The public prosecution office’s central processing division CVOM received 12,000 formal challenges to fines issued between March 2020 and March 2022, some 7,000 of which are still in the queue to be assessed.
Another 4,000 objections have been reviewed and are ready to go to court, but in 70% of cases a date still needs to be set for a hearing before a judge.
A three-year legal time limit applies to the fines, after which prosecutors are no longer able to bring the case to court. Some 270 of the contested fines were issued in 2020, meaning they will expire during the course of this year.
The vast majority of the outstanding penalties, a total of 6,938, were issued in 2021, mostly for failing to observe the evening curfew that was in force from late January until the end of April. Another 100 disputed fines were issued in 2021.
Senior prosecutor Achilles Damen told EenVandaag there was no question of the fines being written off. ‘It’s about standards,’ he said. ‘We thought it was important at the time and that’s still the case.
‘Thousands of cases sounds like a lot to many people, but we’re set up to deal with large numbers of cases.’
Damen added that the appeals would be carefully considered to ensure justice was done both to those who were fined and the enforcement agencies that had the job of issuing them.
‘People were confronted with the criminal law for something that is usually quite normal. You’d go for a walk around the block and suddenly it wasn’t allowed.

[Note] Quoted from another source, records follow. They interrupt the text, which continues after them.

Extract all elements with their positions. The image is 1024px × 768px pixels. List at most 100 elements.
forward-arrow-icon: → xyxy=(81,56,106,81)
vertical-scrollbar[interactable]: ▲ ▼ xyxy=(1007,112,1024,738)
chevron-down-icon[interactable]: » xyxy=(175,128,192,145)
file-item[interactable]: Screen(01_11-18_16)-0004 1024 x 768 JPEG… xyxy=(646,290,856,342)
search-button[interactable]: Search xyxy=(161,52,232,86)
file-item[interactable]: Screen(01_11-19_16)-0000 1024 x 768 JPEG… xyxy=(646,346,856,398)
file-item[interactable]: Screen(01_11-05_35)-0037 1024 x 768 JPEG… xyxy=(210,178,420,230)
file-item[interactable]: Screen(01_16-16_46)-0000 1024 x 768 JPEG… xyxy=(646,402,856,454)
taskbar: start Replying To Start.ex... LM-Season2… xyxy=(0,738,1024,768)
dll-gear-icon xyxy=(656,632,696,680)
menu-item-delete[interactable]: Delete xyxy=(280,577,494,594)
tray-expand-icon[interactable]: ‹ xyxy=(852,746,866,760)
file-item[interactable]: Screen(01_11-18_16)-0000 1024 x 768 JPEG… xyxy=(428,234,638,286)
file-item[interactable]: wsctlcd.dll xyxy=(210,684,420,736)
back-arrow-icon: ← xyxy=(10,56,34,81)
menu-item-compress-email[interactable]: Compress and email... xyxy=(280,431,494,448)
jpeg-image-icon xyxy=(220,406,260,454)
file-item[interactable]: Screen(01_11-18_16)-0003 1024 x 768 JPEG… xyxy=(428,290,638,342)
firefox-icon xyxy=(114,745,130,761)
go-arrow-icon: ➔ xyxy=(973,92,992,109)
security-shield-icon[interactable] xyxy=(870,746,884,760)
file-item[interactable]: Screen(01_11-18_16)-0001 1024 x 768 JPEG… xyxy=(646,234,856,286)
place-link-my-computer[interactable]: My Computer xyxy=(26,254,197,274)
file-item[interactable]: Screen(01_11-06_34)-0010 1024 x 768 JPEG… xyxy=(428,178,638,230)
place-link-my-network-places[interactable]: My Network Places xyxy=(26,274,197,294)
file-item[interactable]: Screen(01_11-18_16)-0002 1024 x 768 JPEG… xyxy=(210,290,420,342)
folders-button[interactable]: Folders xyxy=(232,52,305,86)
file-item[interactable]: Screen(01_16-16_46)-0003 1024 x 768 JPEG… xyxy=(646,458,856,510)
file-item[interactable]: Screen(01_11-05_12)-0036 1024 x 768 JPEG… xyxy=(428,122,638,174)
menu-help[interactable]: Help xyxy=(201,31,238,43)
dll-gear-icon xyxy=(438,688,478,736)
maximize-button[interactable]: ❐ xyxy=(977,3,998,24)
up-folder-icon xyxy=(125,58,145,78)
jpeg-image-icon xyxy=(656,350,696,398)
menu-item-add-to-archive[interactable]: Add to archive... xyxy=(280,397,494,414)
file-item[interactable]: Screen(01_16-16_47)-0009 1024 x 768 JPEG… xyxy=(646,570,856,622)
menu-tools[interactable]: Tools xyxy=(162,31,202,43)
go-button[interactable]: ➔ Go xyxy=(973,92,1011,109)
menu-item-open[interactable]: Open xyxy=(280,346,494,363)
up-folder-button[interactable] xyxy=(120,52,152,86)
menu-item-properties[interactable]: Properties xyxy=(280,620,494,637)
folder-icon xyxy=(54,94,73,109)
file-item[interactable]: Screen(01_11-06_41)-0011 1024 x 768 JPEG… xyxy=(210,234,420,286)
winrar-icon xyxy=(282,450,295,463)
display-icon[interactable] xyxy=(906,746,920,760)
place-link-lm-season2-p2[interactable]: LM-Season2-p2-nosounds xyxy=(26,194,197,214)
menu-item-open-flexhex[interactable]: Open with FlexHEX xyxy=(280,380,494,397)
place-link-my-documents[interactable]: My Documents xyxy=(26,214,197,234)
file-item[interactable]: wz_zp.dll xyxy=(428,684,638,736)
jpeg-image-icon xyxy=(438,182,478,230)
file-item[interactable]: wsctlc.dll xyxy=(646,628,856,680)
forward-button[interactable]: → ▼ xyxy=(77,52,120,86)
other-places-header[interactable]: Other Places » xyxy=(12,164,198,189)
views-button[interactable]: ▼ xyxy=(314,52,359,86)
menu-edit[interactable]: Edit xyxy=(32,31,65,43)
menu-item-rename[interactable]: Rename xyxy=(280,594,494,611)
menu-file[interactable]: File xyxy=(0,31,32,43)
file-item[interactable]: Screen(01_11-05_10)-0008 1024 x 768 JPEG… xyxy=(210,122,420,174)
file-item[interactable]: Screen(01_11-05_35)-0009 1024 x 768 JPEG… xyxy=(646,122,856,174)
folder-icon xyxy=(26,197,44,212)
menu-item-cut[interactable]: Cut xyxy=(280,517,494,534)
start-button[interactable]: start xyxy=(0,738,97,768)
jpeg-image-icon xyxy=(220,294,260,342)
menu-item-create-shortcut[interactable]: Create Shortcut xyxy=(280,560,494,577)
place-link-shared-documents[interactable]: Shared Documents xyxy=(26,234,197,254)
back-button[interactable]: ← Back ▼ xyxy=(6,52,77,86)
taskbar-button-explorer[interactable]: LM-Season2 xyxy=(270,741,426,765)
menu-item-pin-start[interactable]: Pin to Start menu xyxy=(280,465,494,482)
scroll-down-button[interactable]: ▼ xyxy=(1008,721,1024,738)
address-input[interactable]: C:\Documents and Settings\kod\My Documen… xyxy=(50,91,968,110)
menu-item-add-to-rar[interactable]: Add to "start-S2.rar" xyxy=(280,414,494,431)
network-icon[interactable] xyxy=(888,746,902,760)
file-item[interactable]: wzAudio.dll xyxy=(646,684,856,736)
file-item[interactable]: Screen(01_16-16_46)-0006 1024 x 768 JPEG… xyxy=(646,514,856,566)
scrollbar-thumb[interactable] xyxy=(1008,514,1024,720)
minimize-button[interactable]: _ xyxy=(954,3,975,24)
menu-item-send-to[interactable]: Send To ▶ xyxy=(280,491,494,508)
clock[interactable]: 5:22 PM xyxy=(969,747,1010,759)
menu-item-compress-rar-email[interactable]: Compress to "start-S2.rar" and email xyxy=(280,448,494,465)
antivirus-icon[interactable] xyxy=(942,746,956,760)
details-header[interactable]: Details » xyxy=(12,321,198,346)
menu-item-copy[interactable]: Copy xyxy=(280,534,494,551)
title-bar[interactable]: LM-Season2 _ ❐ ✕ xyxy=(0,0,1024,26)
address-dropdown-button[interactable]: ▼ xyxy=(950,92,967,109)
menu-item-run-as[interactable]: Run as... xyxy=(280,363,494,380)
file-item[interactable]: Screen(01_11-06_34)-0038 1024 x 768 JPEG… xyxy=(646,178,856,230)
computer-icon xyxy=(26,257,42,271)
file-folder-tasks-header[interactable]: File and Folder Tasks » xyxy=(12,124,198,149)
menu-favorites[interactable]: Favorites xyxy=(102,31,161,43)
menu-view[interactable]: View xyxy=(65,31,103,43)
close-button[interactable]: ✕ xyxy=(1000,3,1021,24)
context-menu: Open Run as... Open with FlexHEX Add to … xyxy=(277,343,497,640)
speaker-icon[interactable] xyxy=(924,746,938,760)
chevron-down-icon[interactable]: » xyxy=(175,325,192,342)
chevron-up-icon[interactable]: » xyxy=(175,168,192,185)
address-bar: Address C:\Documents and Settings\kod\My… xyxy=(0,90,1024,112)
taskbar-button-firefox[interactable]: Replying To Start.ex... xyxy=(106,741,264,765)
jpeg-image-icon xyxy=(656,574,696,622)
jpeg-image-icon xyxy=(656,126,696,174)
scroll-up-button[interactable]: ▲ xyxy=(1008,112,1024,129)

‘Some of them responded with extensive legal objections that the government was not authorised to restrict their constitutional rights. Those are the most serious cases from a legal point of view.’
Altogether 180,000 fines were handed out by police and local government enforcement teams during the two years of the ‘one and a half metre society’, most of which have been paid off.
The fines were initially set at €390, which meant those who paid them also acquired a criminal record, but were reduced to €95 in September 2020. The decision came shortly after photographs were published of the then justice minister, Ferd Grapperhaus, ignoring social distancing rules and hugging his mother-in-law at his wedding.